Mats function in two ways; they provide a decorative border around the work, and they lift the glazing above the work, creating air space. This is important, as changes in heat and humidity could damage the work if the glazing is in direct contact with it.
Photographs in particular should never be in contact with the glazing, because the emulsion can adhere to it, and is not easily removable without damage.
In picture framing, matting is common on 'paper art' such as prints and watercolors. It used to be that matting material was made of wood pulp,
which is extremely acidic. These mats caused "acid burn" on artwork where the acid mixed with air and light. A brown line, sharp on the mat side and fading out toward the art's edge characterizes the burn. Old framed artwork can also be burned by lignin-bearing wood pulp backings, such as corrugated cardboard.
The standard in matboards for museums remains white or off-white 100% cotton rag matboard. There are also "alpha cellulose" matboards which are acid-free, and some of which feature a "pollution-absorbing" technology.

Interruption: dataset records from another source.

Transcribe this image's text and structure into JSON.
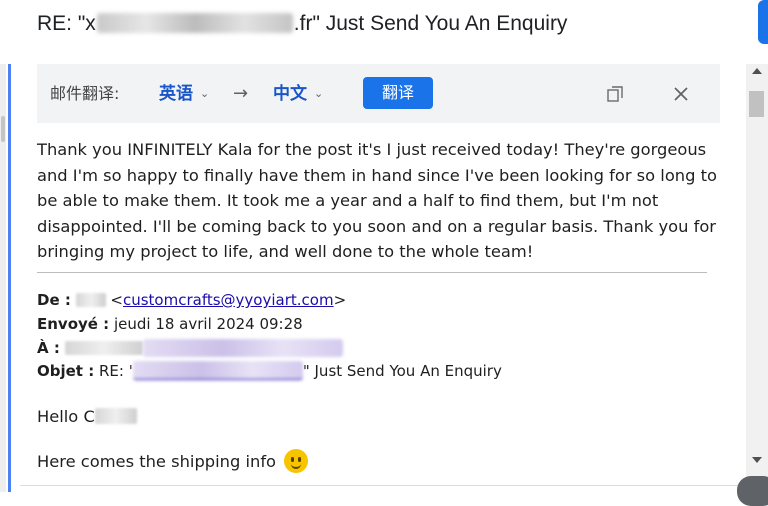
{
  "email": {
    "subject_prefix": "RE: \"x",
    "subject_suffix": ".fr\" Just Send You An Enquiry"
  },
  "translator": {
    "label": "邮件翻译:",
    "source_lang": "英语",
    "target_lang": "中文",
    "arrow": "→",
    "translate_button": "翻译",
    "chevron": "⌄"
  },
  "body": {
    "paragraph": "Thank you INFINITELY Kala for the post it's I just received today! They're gorgeous and I'm so happy to finally have them in hand since I've been looking for so long to be able to make them. It took me a year and a half to find them, but I'm not disappointed. I'll be coming back to you soon and on a regular basis. Thank you for bringing my project to life, and well done to the whole team!"
  },
  "quoted": {
    "from_label": "De :",
    "from_email": "customcrafts@yyoyiart.com",
    "sent_label": "Envoyé :",
    "sent_value": "jeudi 18 avril 2024 09:28",
    "to_label": "À :",
    "subject_label": "Objet :",
    "subject_prefix": "RE: '",
    "subject_suffix": "\" Just Send You An Enquiry"
  },
  "greeting": "Hello C",
  "shipping_text": "Here comes the shipping info",
  "colors": {
    "accent": "#1a73e8",
    "lang": "#1a56c8",
    "link": "#1a0dab",
    "blur_purple": "#cbc0e8"
  },
  "icons": [
    "copy-icon",
    "close-icon",
    "chevron-down-icon",
    "arrow-right-icon",
    "smiley-emoji-icon"
  ]
}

Fine art is secured to the backing board with small tabs or hinges of Asian paper using wheat or rice starch. There are many different types of Asian papers that can be used to secure a work in a frame depending on the weight and size of a particular piece.
Mylar photo corners are another way of securing art in a frame without attaching anything to the art. These are little paper pockets made of folded paper and secured to the substrate (mat) to hold the art in place. This method is good or art that is being shipped because it will not allow the art to swing or move out of place.